Because of these “bugs”, students must take alternate classes where they “discover” new interests and the same programming problem arises. The most common excuse for these students is that they are using college to “broaden their horizons.” Despite appearing to have a lack of foresight, these students are well aware of course times. The only difficulty with The Multiple Minor Eternal Student is that after a period of about fifteen years, the lines of study narrow down. Thus, these students can be found applying for new majors and can be thanked for many of the more curious majors found at universities today.

The student missing from Core Eternal is another student who does not meet the graduation prerequisites. These students, however, study all required coursework in their major(s).

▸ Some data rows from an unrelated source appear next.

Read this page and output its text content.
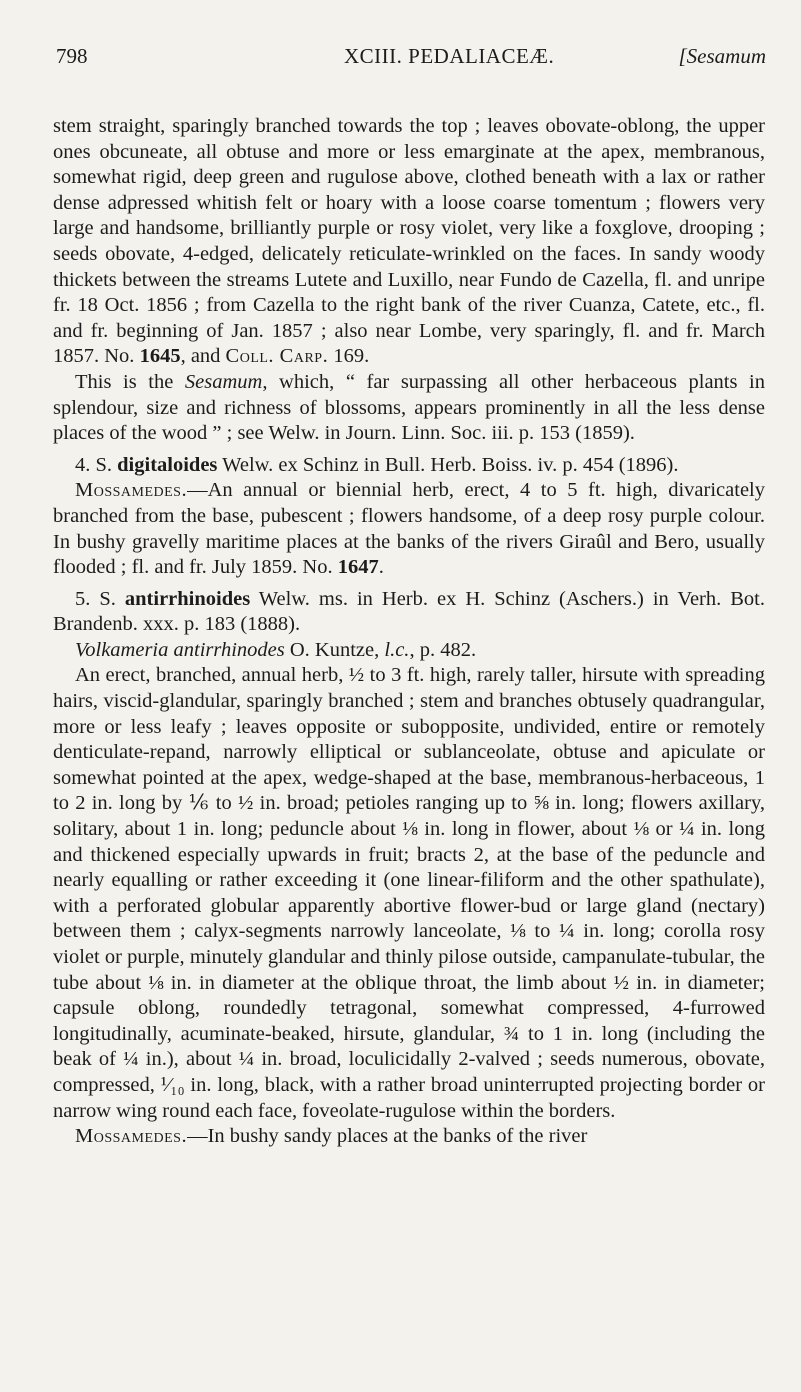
798	XCIII. PEDALIACEÆ.	[Sesamum

stem straight, sparingly branched towards the top ; leaves obovate-oblong, the upper ones obcuneate, all obtuse and more or less emarginate at the apex, membranous, somewhat rigid, deep green and rugulose above, clothed beneath with a lax or rather dense adpressed whitish felt or hoary with a loose coarse tomentum ; flowers very large and handsome, brilliantly purple or rosy violet, very like a foxglove, drooping ; seeds obovate, 4-edged, delicately reticulate-wrinkled on the faces. In sandy woody thickets between the streams Lutete and Luxillo, near Fundo de Cazella, fl. and unripe fr. 18 Oct. 1856 ; from Cazella to the right bank of the river Cuanza, Catete, etc., fl. and fr. beginning of Jan. 1857 ; also near Lombe, very sparingly, fl. and fr. March 1857. No. 1645, and Coll. Carp. 169.

This is the Sesamum, which, “ far surpassing all other herbaceous plants in splendour, size and richness of blossoms, appears prominently in all the less dense places of the wood ” ; see Welw. in Journ. Linn. Soc. iii. p. 153 (1859).

4. S. digitaloides Welw. ex Schinz in Bull. Herb. Boiss. iv. p. 454 (1896).

Mossamedes.—An annual or biennial herb, erect, 4 to 5 ft. high, divaricately branched from the base, pubescent ; flowers handsome, of a deep rosy purple colour. In bushy gravelly maritime places at the banks of the rivers Giraûl and Bero, usually flooded ; fl. and fr. July 1859. No. 1647.

5. S. antirrhinoides Welw. ms. in Herb. ex H. Schinz (Aschers.) in Verh. Bot. Brandenb. xxx. p. 183 (1888).

Volkameria antirrhinodes O. Kuntze, l.c., p. 482.

An erect, branched, annual herb, ½ to 3 ft. high, rarely taller, hirsute with spreading hairs, viscid-glandular, sparingly branched ; stem and branches obtusely quadrangular, more or less leafy ; leaves opposite or subopposite, undivided, entire or remotely denticulate-repand, narrowly elliptical or sublanceolate, obtuse and apiculate or somewhat pointed at the apex, wedge-shaped at the base, membranous-herbaceous, 1 to 2 in. long by ⅙ to ½ in. broad; petioles ranging up to ⅝ in. long; flowers axillary, solitary, about 1 in. long; peduncle about ⅛ in. long in flower, about ⅛ or ¼ in. long and thickened especially upwards in fruit; bracts 2, at the base of the peduncle and nearly equalling or rather exceeding it (one linear-filiform and the other spathulate), with a perforated globular apparently abortive flower-bud or large gland (nectary) between them ; calyx-segments narrowly lanceolate, ⅛ to ¼ in. long; corolla rosy violet or purple, minutely glandular and thinly pilose outside, campanulate-tubular, the tube about ⅛ in. in diameter at the oblique throat, the limb about ½ in. in diameter; capsule oblong, roundedly tetragonal, somewhat compressed, 4-furrowed longitudinally, acuminate-beaked, hirsute, glandular, ¾ to 1 in. long (including the beak of ¼ in.), about ¼ in. broad, loculicidally 2-valved ; seeds numerous, obovate, compressed, ¹⁄₁₀ in. long, black, with a rather broad uninterrupted projecting border or narrow wing round each face, foveolate-rugulose within the borders.

Mossamedes.—In bushy sandy places at the banks of the river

These students are prevented from graduating by failing to meet certain prerequisites of the core curriculum. They are different from The Multiple Minors Eternal Student in that their goal is to receive all credits BUT the core course, while The Multiple Minor Eternal Student’s goal is to fulfill ONLY the core course requirements. Obviously, The Lack of Core Eternal Student can only be found in schools with a basic, preferably extensive, curriculum. The difficulty with this method of study is that the student must work hard in his major to counteract the effects of his “failed” core courses in order not to be expelled from school. These students are more easily found supporting the need for a “liberal arts education”; aka a ridiculously long and unhelpful core class requirement.

The eternal transfer student also manages their education to avoid earning any actual credit from a given school. Often these students take a “leave of absence” to “explore” other schools. That way, they trick the schools they attend into not giving them credit while they continue in the college lifestyle. The Eternal Transfer Student must be very astute as the Eternal Multiple Minor Student and plan the course and schools he will attend.

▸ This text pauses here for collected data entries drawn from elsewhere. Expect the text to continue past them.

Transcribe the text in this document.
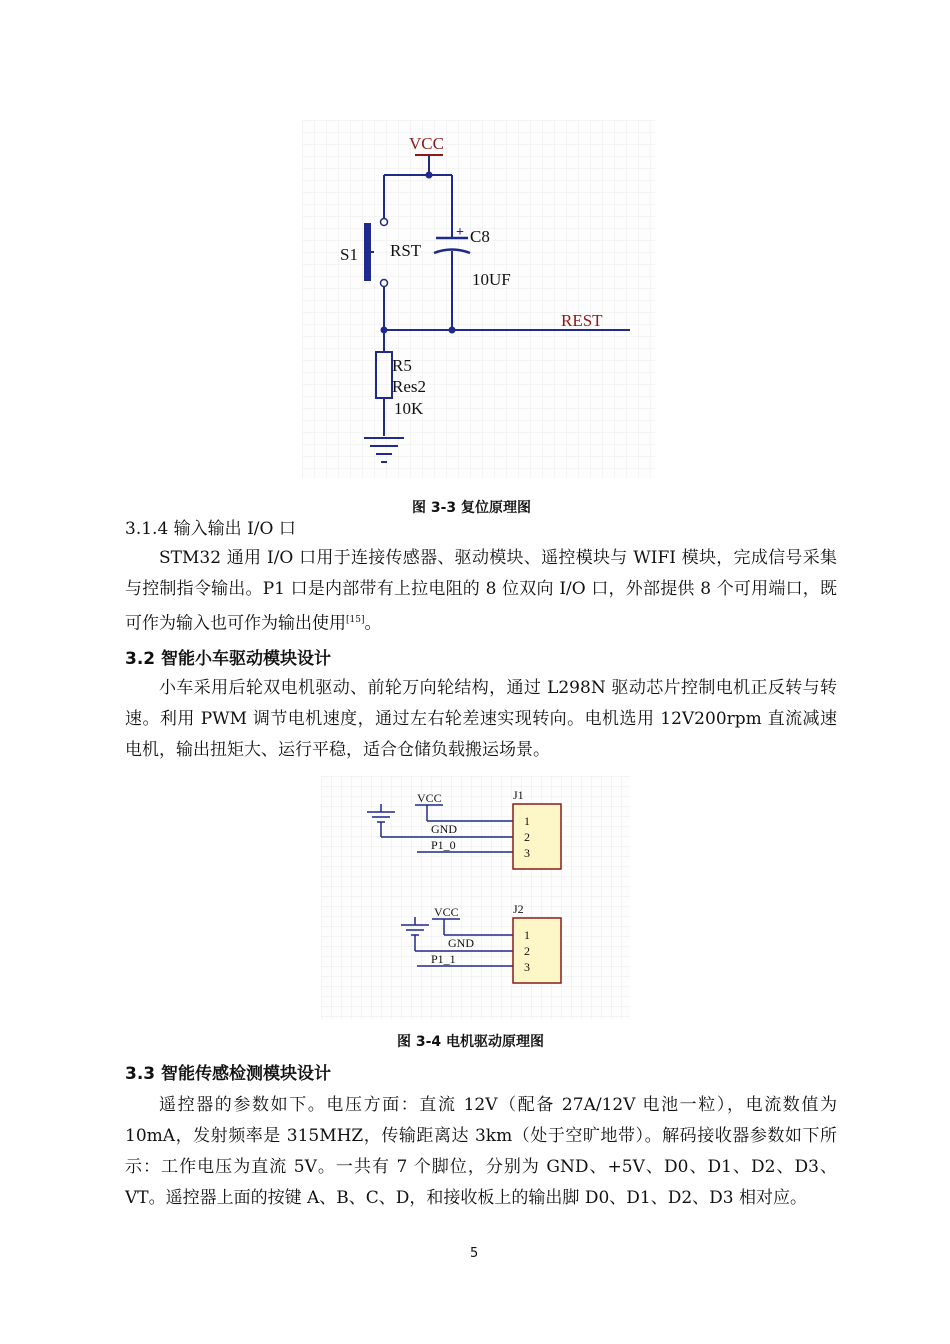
VCC
S1 RST
+ C8
10UF
REST
R5
Res2
10K
图 3-3 复位原理图
3.1.4 输入输出 I/O 口
STM32 通用 I/O 口用于连接传感器、驱动模块、遥控模块与 WIFI 模块，完成信号采集与控制指令输出。P1 口是内部带有上拉电阻的 8 位双向 I/O 口，外部提供 8 个可用端口，既可作为输入也可作为输出使用[15]。
3.2 智能小车驱动模块设计
小车采用后轮双电机驱动、前轮万向轮结构，通过 L298N 驱动芯片控制电机正反转与转速。利用 PWM 调节电机速度，通过左右轮差速实现转向。电机选用 12V200rpm 直流减速电机，输出扭矩大、运行平稳，适合仓储负载搬运场景。
VCC
GND
P1_0
J1
1
2
3
VCC
GND
P1_1
J2
1
2
3
图 3-4 电机驱动原理图
3.3 智能传感检测模块设计
遥控器的参数如下。电压方面：直流 12V（配备 27A/12V 电池一粒），电流数值为 10mA，发射频率是 315MHZ，传输距离达 3km（处于空旷地带）。解码接收器参数如下所示：工作电压为直流 5V。一共有 7 个脚位，分别为 GND、+5V、D0、D1、D2、D3、VT。遥控器上面的按键 A、B、C、D，和接收板上的输出脚 D0、D1、D2、D3 相对应。
5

If they are very good, they can successfully fail to get a degree from dozens of universities. The key to this failure is choosing courses at a given school that don’t transfer to another as more than elective credit. A subset of the Eternal Transfer Student is the Eternal Study Abroad Student, which is simply a transfer student from foreign universities. This specialized eternal transfer student is a bit more difficult to maintain, due to the immense expense of traveling abroad. Another common Study Abroad student pitfall is to recklessly fall in love with a foreign city or person and move permanently abroad, thus ending their “studies”.

The latest and most infamous Eternal Student is simply called The Eternal Party Animal. The name speaks for itself. These students are the students who always manage to miss class because they are sleeping with a hangover. These students require very gullible PARENTS. The government cannot be fooled into supporting the habits of The Party Animal for long. The most common flaw among The Party Animal students is carelessness. They are so busy partying that they don’t pass enough classes to stay in school. Therefore, a smart Party Animal will only attend a school that is easy and abundant in fraternities and sororities. Schools that provide such an atmosphere are more likely to indulge The Party Animal and let it thrive. The Greek system is also very supportive of Party Animal by providing instant friends, abundant booze, and final jobs. A word of caution for those considering the life of The Party Animal: Most former Party Animals die of depression, cirrhosis, or venereal disease.

The privilege of Eternity Student is not to be taken lightly. At no other time in your life is it a) acceptable that you don’t know what you’re doing b) normal for people to give you excessive amounts of money and c) expected to do stupid things. If you doubt what I’m saying is true, just look at all the adults trying to go back to college: it can’t be done.